Köhler recalled that he, with the World Bank, had been instrumental in formulating the concept of the IAC. The idea arose from his experience as the head of the European Bank for Reconstruction and Development— before his appointment to head the IMF—in supervising the establishment of similar bodies in Eastern Europe and the former Soviet Union. Although the results of these efforts had been mixed, one promising outcome was that, after about 18 months, governments began to realize that they needed to listen to business leaders.

Urging the IAC’s members to hold open and candid discussions, Köhler observed that, whereas diplomatic language might be appropriate in other forums, it risked blurring the council’s message. The council would be successful only if the government was willing to follow through on its commitments.

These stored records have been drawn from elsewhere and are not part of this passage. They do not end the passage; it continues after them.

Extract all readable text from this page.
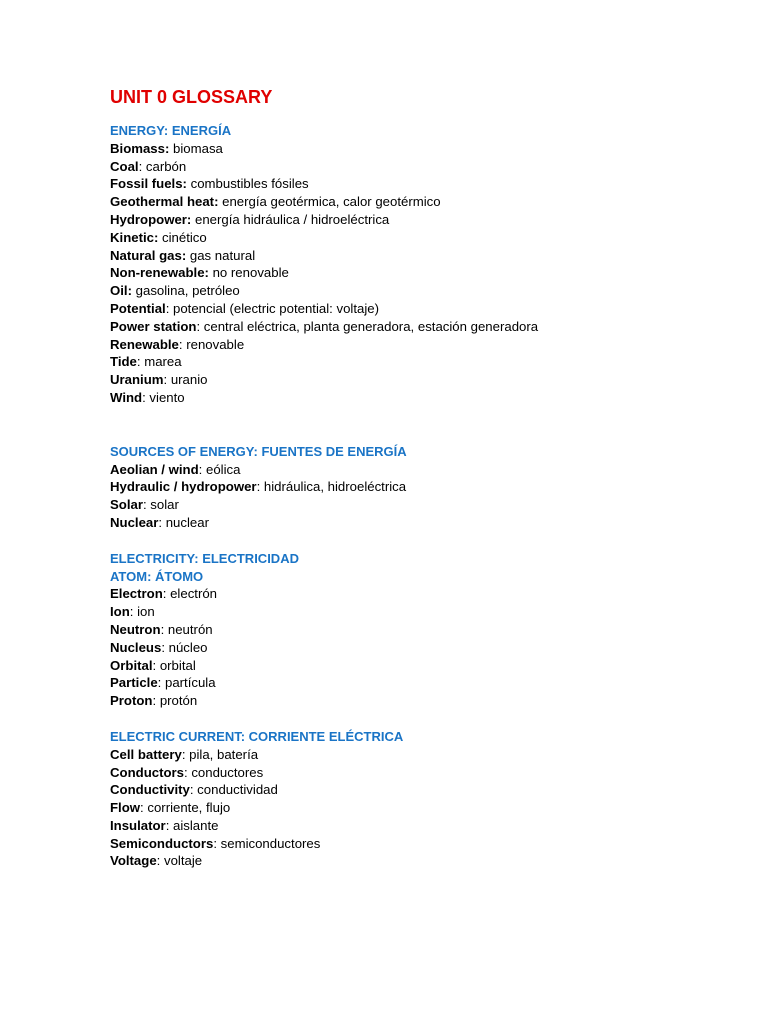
UNIT 0 GLOSSARY
ENERGY: ENERGÍA
Biomass: biomasa
Coal: carbón
Fossil fuels: combustibles fósiles
Geothermal heat: energía geotérmica, calor geotérmico
Hydropower: energía hidráulica / hidroeléctrica
Kinetic: cinético
Natural gas: gas natural
Non-renewable: no renovable
Oil: gasolina, petróleo
Potential: potencial (electric potential: voltaje)
Power station: central eléctrica, planta generadora, estación generadora
Renewable: renovable
Tide: marea
Uranium: uranio
Wind: viento
SOURCES OF ENERGY: FUENTES DE ENERGÍA
Aeolian / wind: eólica
Hydraulic / hydropower: hidráulica, hidroeléctrica
Solar: solar
Nuclear: nuclear
ELECTRICITY: ELECTRICIDAD
ATOM: ÁTOMO
Electron: electrón
Ion: ion
Neutron: neutrón
Nucleus: núcleo
Orbital: orbital
Particle: partícula
Proton: protón
ELECTRIC CURRENT: CORRIENTE ELÉCTRICA
Cell battery: pila, batería
Conductors: conductores
Conductivity: conductividad
Flow: corriente, flujo
Insulator: aislante
Semiconductors: semiconductores
Voltage: voltaje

Köhler said staff of the IMF and the World Bank would attend Ghana’s IAC meetings as observers and offer assistance and support where needed. The two institutions’ resident offices in Accra also stand ready to cooperate with the council’s working groups and to provide information. The institutions would also consider any technical assistance requests related to the work of the council, especially for follow-up implementation needs and capacity building, in their respective areas of expertise. He urged the council’s members to consider the IMF and the World Bank as partners in their endeavors. The establishment of the IAC, Kufuor added, marks a fundamental shift in the IMF’s traditional role of policing fiscal and economic management and promoting capital investment.